Polls, Predictions and Why You Shouldn't Believe Them
How accurate are polls at predicting a winner? Not too. So long as a candidate is within 10 points, most polls shouldn't be readily relied on as predictors for who will win. Charles Franklin, a political science professor at the University of Wisconsin has an interesting post today about just how important the "margin of error" really is.
On a graph, Franklin compares poll results with actual election results, resulting in several observations, one of which is the importance of realizing that polls cannot reliably predict races that are less than 10 points apart.
One interesting feature is that a margin of zero (a tied poll) produces a 50-50 split in wins with remarkable accuracy.

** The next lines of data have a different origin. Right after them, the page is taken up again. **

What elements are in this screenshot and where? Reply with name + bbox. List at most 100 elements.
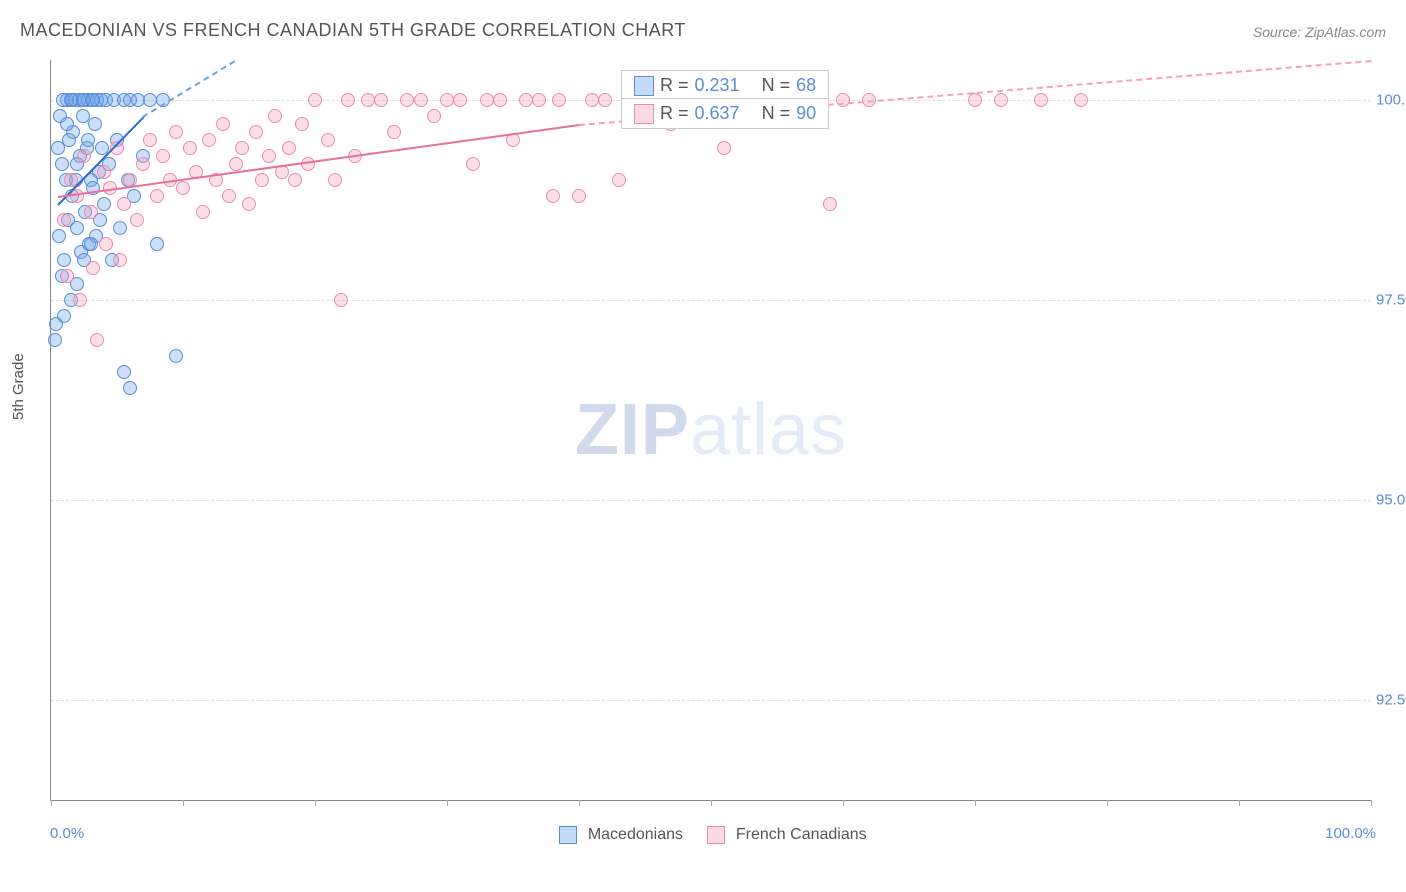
data-point <box>97 165 111 179</box>
data-point <box>532 93 546 107</box>
data-point <box>612 173 626 187</box>
data-point <box>361 93 375 107</box>
data-point <box>117 197 131 211</box>
data-point <box>176 181 190 195</box>
x-tick <box>711 800 712 806</box>
data-point <box>328 173 342 187</box>
trend-line <box>142 60 236 119</box>
data-point <box>268 109 282 123</box>
data-point <box>308 93 322 107</box>
gridline <box>51 700 1371 701</box>
y-tick-label: 92.5% <box>1376 692 1406 709</box>
data-point <box>334 293 348 307</box>
x-tick <box>579 800 580 806</box>
data-point <box>585 93 599 107</box>
data-point <box>288 173 302 187</box>
data-point <box>156 149 170 163</box>
data-point <box>493 93 507 107</box>
data-point <box>440 93 454 107</box>
data-point <box>123 381 137 395</box>
data-point <box>52 229 66 243</box>
data-point <box>86 261 100 275</box>
x-tick <box>843 800 844 806</box>
data-point <box>117 365 131 379</box>
data-point <box>60 117 74 131</box>
data-point <box>255 173 269 187</box>
data-point <box>341 93 355 107</box>
data-point <box>84 237 98 251</box>
data-point <box>249 125 263 139</box>
x-tick <box>51 800 52 806</box>
data-point <box>235 141 249 155</box>
data-point <box>242 197 256 211</box>
data-point <box>427 109 441 123</box>
stat-r-value: 0.231 <box>695 75 740 96</box>
y-tick-label: 100.0% <box>1376 92 1406 109</box>
data-point <box>57 253 71 267</box>
data-point <box>295 117 309 131</box>
stat-n-label: N = <box>762 103 791 124</box>
data-point <box>282 141 296 155</box>
data-point <box>60 269 74 283</box>
data-point <box>130 213 144 227</box>
data-point <box>453 93 467 107</box>
stat-r-value: 0.637 <box>695 103 740 124</box>
legend-label-french-canadians: French Canadians <box>736 826 867 843</box>
x-tick <box>975 800 976 806</box>
legend-swatch-macedonians <box>559 826 577 844</box>
data-point <box>196 205 210 219</box>
data-point <box>113 253 127 267</box>
stat-n-value: 90 <box>796 103 816 124</box>
x-tick <box>447 800 448 806</box>
data-point <box>86 93 100 107</box>
data-point <box>598 93 612 107</box>
data-point <box>73 293 87 307</box>
data-point <box>216 117 230 131</box>
data-point <box>143 93 157 107</box>
legend-swatch-french-canadians <box>707 826 725 844</box>
data-point <box>136 157 150 171</box>
data-point <box>321 133 335 147</box>
data-point <box>48 333 62 347</box>
data-point <box>994 93 1008 107</box>
chart-title: MACEDONIAN VS FRENCH CANADIAN 5TH GRADE … <box>20 20 686 41</box>
y-tick-label: 97.5% <box>1376 292 1406 309</box>
data-point <box>150 189 164 203</box>
scatter-plot: ZIPatlas 92.5%95.0%97.5%100.0%R =0.231N … <box>50 60 1371 801</box>
data-point <box>572 189 586 203</box>
stat-r-label: R = <box>660 75 689 96</box>
y-axis-label: 5th Grade <box>10 353 27 420</box>
data-point <box>169 125 183 139</box>
x-tick <box>1239 800 1240 806</box>
watermark: ZIPatlas <box>575 389 847 471</box>
stat-n-value: 68 <box>796 75 816 96</box>
data-point <box>57 213 71 227</box>
series-legend: Macedonians French Canadians <box>0 826 1406 844</box>
data-point <box>466 157 480 171</box>
x-tick <box>1371 800 1372 806</box>
gridline <box>51 300 1371 301</box>
data-point <box>262 149 276 163</box>
stat-swatch <box>634 104 654 124</box>
data-point <box>414 93 428 107</box>
data-point <box>97 197 111 211</box>
data-point <box>81 133 95 147</box>
x-tick <box>1107 800 1108 806</box>
data-point <box>169 349 183 363</box>
data-point <box>1034 93 1048 107</box>
data-point <box>55 157 69 171</box>
data-point <box>77 149 91 163</box>
data-point <box>90 333 104 347</box>
legend-label-macedonians: Macedonians <box>588 826 683 843</box>
data-point <box>374 93 388 107</box>
data-point <box>222 189 236 203</box>
data-point <box>143 133 157 147</box>
data-point <box>400 93 414 107</box>
data-point <box>113 221 127 235</box>
data-point <box>183 141 197 155</box>
data-point <box>84 205 98 219</box>
data-point <box>202 133 216 147</box>
stat-swatch <box>634 76 654 96</box>
data-point <box>823 197 837 211</box>
data-point <box>99 237 113 251</box>
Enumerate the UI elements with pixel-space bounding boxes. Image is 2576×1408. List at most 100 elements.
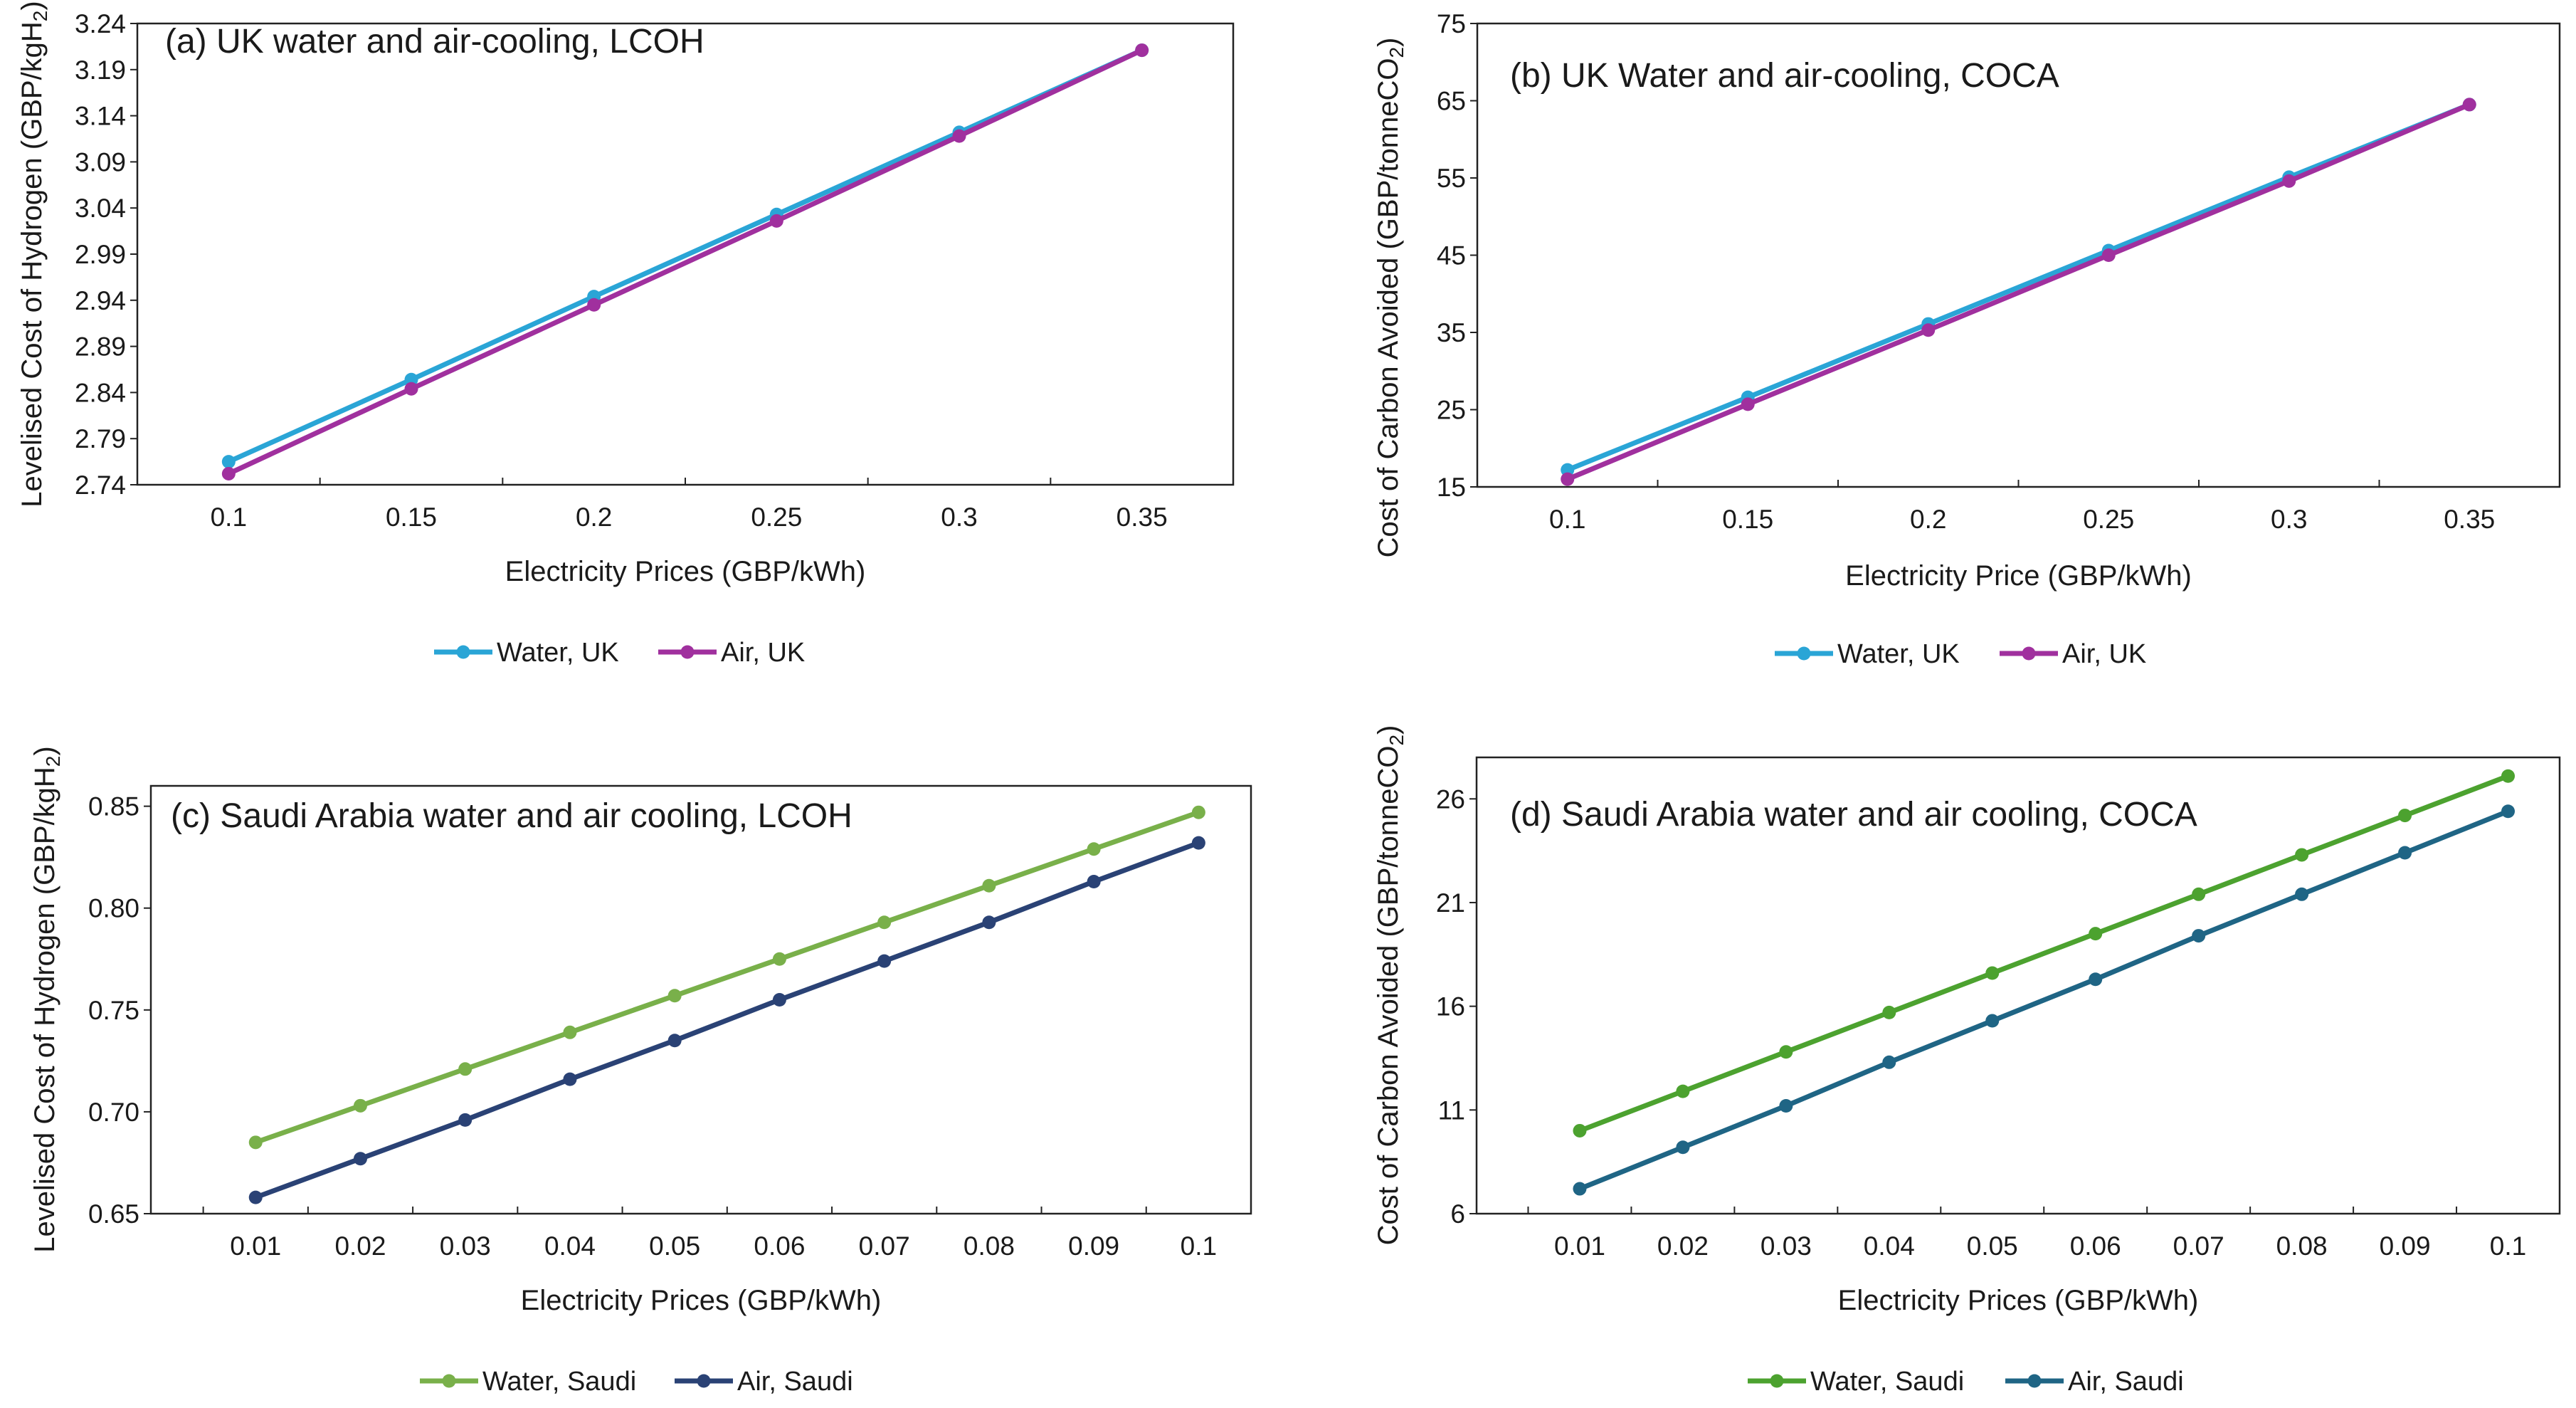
legend-swatch-marker	[697, 1374, 711, 1388]
y-tick-label: 45	[1437, 241, 1466, 270]
data-point	[1779, 1045, 1793, 1059]
data-point	[1985, 966, 2000, 980]
y-tick-label: 65	[1437, 87, 1466, 116]
data-point	[982, 878, 996, 893]
y-axis-label: Cost of Carbon Avoided (GBP/tonneCO2)	[1373, 38, 1408, 558]
data-point	[1573, 1182, 1587, 1196]
chart-panel-3: 6 11 16 21 26 0.01 0.02 0.03 0.04 0.05 0.06 0.07 0.0…	[1373, 725, 2561, 1397]
data-point	[1573, 1123, 1587, 1138]
x-tick-label: 0.1	[1181, 1231, 1217, 1261]
data-point	[2462, 98, 2476, 112]
data-point	[2398, 809, 2412, 823]
x-tick-label: 0.07	[859, 1231, 910, 1261]
x-tick-label: 0.04	[1864, 1231, 1915, 1261]
series-line-0	[227, 48, 1144, 464]
x-tick-label: 0.08	[964, 1231, 1015, 1261]
legend-swatch-marker	[456, 645, 470, 659]
data-point	[1676, 1140, 1690, 1155]
x-tick-label: 0.09	[1068, 1231, 1119, 1261]
y-tick-label: 2.94	[75, 286, 126, 315]
y-tick-label: 2.89	[75, 332, 126, 362]
legend: Water, Saudi Air, Saudi	[1748, 1367, 2184, 1397]
y-tick-label: 0.65	[88, 1199, 139, 1229]
series-line-1	[227, 48, 1144, 476]
data-point	[2101, 248, 2116, 262]
y-tick-label: 15	[1437, 473, 1466, 502]
data-point	[877, 915, 892, 930]
data-point	[248, 1135, 263, 1150]
legend-label: Water, Saudi	[482, 1367, 636, 1397]
x-tick-label: 0.02	[334, 1231, 386, 1261]
legend-swatch-marker	[1770, 1374, 1784, 1388]
data-point	[353, 1098, 367, 1113]
x-tick-label: 0.3	[2271, 505, 2307, 534]
data-point	[2501, 769, 2516, 783]
data-point	[2282, 174, 2296, 188]
legend-swatch-marker	[2027, 1374, 2042, 1388]
data-point	[1135, 43, 1149, 58]
data-point	[772, 993, 786, 1007]
y-tick-label: 2.74	[75, 471, 126, 500]
series-line-1	[1566, 102, 2471, 482]
x-axis-label: Electricity Prices (GBP/kWh)	[521, 1285, 882, 1316]
x-tick-label: 0.03	[1761, 1231, 1812, 1261]
x-tick-label: 0.03	[440, 1231, 491, 1261]
x-tick-label: 0.15	[386, 503, 437, 532]
y-tick-label: 0.75	[88, 996, 139, 1025]
data-point	[2192, 929, 2206, 943]
legend-label: Water, Saudi	[1810, 1367, 1964, 1397]
y-tick-label: 16	[1436, 992, 1465, 1021]
x-tick-label: 0.2	[1910, 505, 1946, 534]
data-point	[353, 1152, 367, 1166]
chart-panel-2: 0.65 0.70 0.75 0.80 0.85 0.01 0.02 0.03 0.04 0.05…	[29, 746, 1252, 1397]
data-point	[2295, 887, 2309, 901]
plot-frame	[1475, 756, 2561, 1215]
data-point	[1087, 842, 1101, 856]
data-point	[563, 1072, 577, 1086]
x-tick-label: 0.2	[576, 503, 612, 532]
y-tick-label: 2.84	[75, 378, 126, 407]
x-tick-label: 0.06	[2070, 1231, 2121, 1261]
data-point	[1921, 323, 1936, 337]
data-point	[1676, 1084, 1690, 1098]
y-tick-label: 0.70	[88, 1098, 139, 1127]
x-tick-label: 0.35	[2444, 505, 2495, 534]
plot-frame	[149, 784, 1252, 1215]
y-tick-label: 26	[1436, 784, 1465, 814]
y-axis-label: Cost of Carbon Avoided (GBP/tonneCO2)	[1373, 725, 1408, 1246]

There is nothing I did statistically to force the black trend line to go through the "crosshairs" at the (0, .5) point in the graph, but it comes awfully close. So a tied poll really does predict a coin-flip outcome.
The probability of a win rises or falls rapidly as the polls move away from a margin of zero. By the time we see a 10 point lead in the poll for the Dem, about 90% of the Dems win. When we see a 10 point margin for the Rep, about 90% of Reps win. That symmetry is also not something I forced with the statistics-- it represents the simple and symmetric pattern in the data.
More practically, it means that polls rarely miss the winner with a 10 point lead, but they DO miss it 10% of the time.
A 5 point lead, on the other hand, turns out to be right only about 60-65% of the time. So bet on a candidate with a 5 point lead, but don't give odds. And for 1 or 2 point leads (as in some of our closer races tomorrow) the polls are only barely better than 50% right in picking the winner. That should be a sobering thought to those enthused by a narrow lead in the polls. Quite a few of those "leaders" will lose. Of course, an equal proportion of those trailing in the polls will win.
So read the polls-- they are a lot better than nothing. But don't take that 2 point lead to the bank. That is a failure to appreciate the practical consequences of the margin for error.
The parties themselves are also the biggest indicator of which seats are competitive. If you look at it as detailed as Jay Cost does here, a picture emerges, not of a Democratic sweep but of uncertainty:
Absent reliable polling in each district, I would say that these 35 seats, plus the 4 seats that it fails to capture, are the real battlefield. That would mean that 37 Republican seats and 4 Democratic seats are, in one way or another, up for grabs.
This might seem like a lot for the Republicans to defend, and from a certain perspective it is. However, whether or not the Democrats pick up control of the House by plucking a net of 15 of these districts really depends upon the probability of flipping we assign to each race. If, for instance, both parties have an equal shot in every seat, we should expect the Democrats to net 16 to 17 seats - and the Democrats have a 73% chance of taking the House. If the Democrats have a 40% chance in every seat, we should expect them to net 12 to 13 seats - and they have a 25% chance of taking the House. If the Democrats have a 60% chance in every seat, we should expect them to net 20 to 21 seats - and they have a 97% chance of taking the House.
This is the main reason I am skeptical of the "wave," i.e. a net of 25 or more for the Democrats. Even if we give the Democrats 2/1 odds in each contest, with this battlefield there is still only a 35% chance that they net 25 or more seats.
What are the true probabilities for these races? I honestly have not the foggiest idea beyond some basic intuitions (e.g. the GOP has a less than 50% chance in at least 6 to 7 seats). Of course, lots and lots (and lots and lots) of people are ready and willing to assign very specific probabilities to these races. But are they able? What are the data points we should use in such an endeavor?
Should we use House polls from companies we have never heard of, who are obviously pushing polls to drum up business for themselves after the election, who use samples that have strange origins, who use methods that are unpublished and probably underdetermined, who publish results that contradict other polls?
Should we use the rumors and innuendos we happen to stumble upon, the inside gossip to which almost all of us are not privy, and to which - if we are privy - we hear third, fourth, or fifth hand?
Should we use a favored set of anecdotes, interesting stories told by local news outlets on a given horse race that capture our attention, even if its actual effect on the race is undeterminable?
Assuming we can use any of this data - a condition that I think remains unfulfilled - another question presents itself: how do we use this data to assign odds? What weight should we give each data point? I honestly have no clue. It seems to me to be quite easy, in almost all districts, to write a storyline, a believable storyline, that favors one side over the other - and from that assign a probability. But, at the end of the day, what is the data that is inducing this assignment? It seems to me that it is is just a set of questionable polls, unfounded rumors and potentially irrelevant anecdotes to which we have, without any real justification, assigned determinative weight.
Ultimately, only one poll counts in the end. So don't get swayed into not doing so.